Kayıplar, toplu mezarlar, sağır yürekler – A. Hicri İzgören

54

Şairin dediği gibi “yüreklerin kulakları sağır” Görmüyorlar, duymuyorlar, söylemiyorlar.
Yollardan, sokaklardan, evlerden yaka paça gözaltına alınıp götürülen yüzlerce kişi bir daha geri dönemedi… Adı ‘kayıp’ kaldı resmi evraklarda…
Kayıp yakınları mahallelerindeki, köylerindeki karakollardan başlayarak her kademede kayıplarının akıbetini öğrenmek için resmi başvurular yaptılar. Bir yanıt alamadılar. Kapılar gibi yürek ve vicdanların kapakçıkları da kapalıydı.

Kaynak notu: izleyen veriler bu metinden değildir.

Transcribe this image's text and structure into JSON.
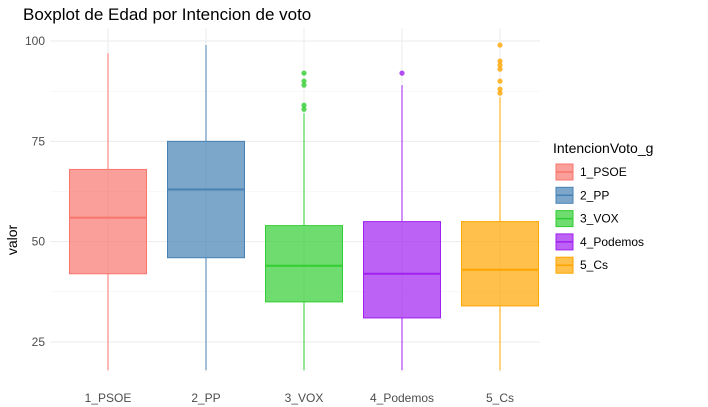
{
  "chart_data": {
    "type": "boxplot",
    "title": "Boxplot de Edad por Intencion de voto",
    "xlabel": "",
    "ylabel": "valor",
    "ylim": [
      17,
      102
    ],
    "yticks": [
      25,
      50,
      75,
      100
    ],
    "grid": true,
    "legend": {
      "title": "IntencionVoto_g",
      "position": "right"
    },
    "categories": [
      "1_PSOE",
      "2_PP",
      "3_VOX",
      "4_Podemos",
      "5_Cs"
    ],
    "series": [
      {
        "name": "1_PSOE",
        "color": "#F8766D",
        "min": 18,
        "q1": 42,
        "median": 56,
        "q3": 68,
        "max": 97,
        "outliers": []
      },
      {
        "name": "2_PP",
        "color": "#4682B4",
        "min": 18,
        "q1": 46,
        "median": 63,
        "q3": 75,
        "max": 99,
        "outliers": []
      },
      {
        "name": "3_VOX",
        "color": "#32CD32",
        "min": 18,
        "q1": 35,
        "median": 44,
        "q3": 54,
        "max": 82,
        "outliers": [
          83,
          84,
          89,
          90,
          92
        ]
      },
      {
        "name": "4_Podemos",
        "color": "#A020F0",
        "min": 18,
        "q1": 31,
        "median": 42,
        "q3": 55,
        "max": 89,
        "outliers": [
          92
        ]
      },
      {
        "name": "5_Cs",
        "color": "#FFA500",
        "min": 18,
        "q1": 34,
        "median": 43,
        "q3": 55,
        "max": 86,
        "outliers": [
          87,
          88,
          90,
          93,
          94,
          95,
          99
        ]
      }
    ]
  }
}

Kaybedilen ve katledilen yüzlerce insanın cesetleri kuyularda çukurlarda duruyor… Konu biraz daha derinleştirilse kimbilir nice kazı gerekecek…

Kuyular ve toplu mezarlar açılmayı bekliyor… Faili meçhulün, infazların, yüzlerce kayıbın, kitle katliamlarının, provokasyonların bu bir avuç ‘çetecinin’ kararı ve organizasyonuyla gerçekleştirildiğine inanmamız isteniyor. Oysaki kamuoyu bu suçu işleyenlerin ‘devlet adına’ yaptıklarını çok iyi bilmektedir. Kayıp olaylarında adı en çok karışan devlet kurumu ise Türk Silahlı Kuvvetleridir. TSK yaşanan kirli savaş sürecinde bölgenin tek hakim gücüydü. İşlenen suçlar bizzat devlet yetkilileri tarafından işlenmiştir. Kontralar devlet tarafından oluşturulmuş ve devlet birlikte var olmuştur… Ta ittihatçılara kadar gider bu öykü…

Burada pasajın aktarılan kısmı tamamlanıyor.